Adapting an open peer review process to open data and its metadata involves a structured approach to ensure the quality and reliability of the information. The current development on the OEP provides the functionality to review and comment on every metadata key of the published data. The reviewer can either Accept, Suggest, or Deny an entry and can provide a value suggestion and a comment. The review is structured after the main sections of the Open Energy Metadata standard. It offers a progress indicator and a summary page.

How to evaluate and present the review? What are badges?#

Based on a scientific survey, the individual metadata keys were evaluated and categorized into groups. By accepting all entries in this section, a corresponding badge is awarded. These badges are named after precious metals such as "iron," "bronze," "silver," "gold," and "platinum."
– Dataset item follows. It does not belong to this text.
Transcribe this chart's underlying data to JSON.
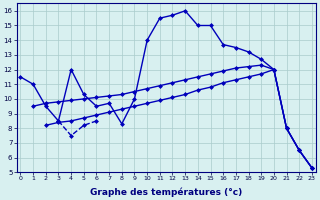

  • Iron – Technically required for data structure
  • Bronze – Basic description of the data
  • Silver – Supplement description of the data
  • Gold – Extended description of the context
  • Platinum – Ontological annotation

Who is involved in a review?#

Data Contributor#

The original creator of a table has all permissions and is the owner.


Every registered member of the OEP can start a OPR of every table. You cannot start the review of the tables if you are the owner.

Editor / Community Manager#

The editor asks members to start and submit a review for specific tables. When a review started and is not completed the editor can close the review to proceed. In case the contributor and reviewer do not come an agreement, the editor decides. The editor is not implemented yet.

Supplementary material and further readings#

  • Journal of Open Source Software (JOSS): A developer friendly, open access journal for research software packages.
  • Ross-Hellauer T, Deppe A, Schmidt B (2017) Survey on open peer review: Attitudes and experience amongst editors, authors and reviewers. PLOS ONE 12(12): e0189311.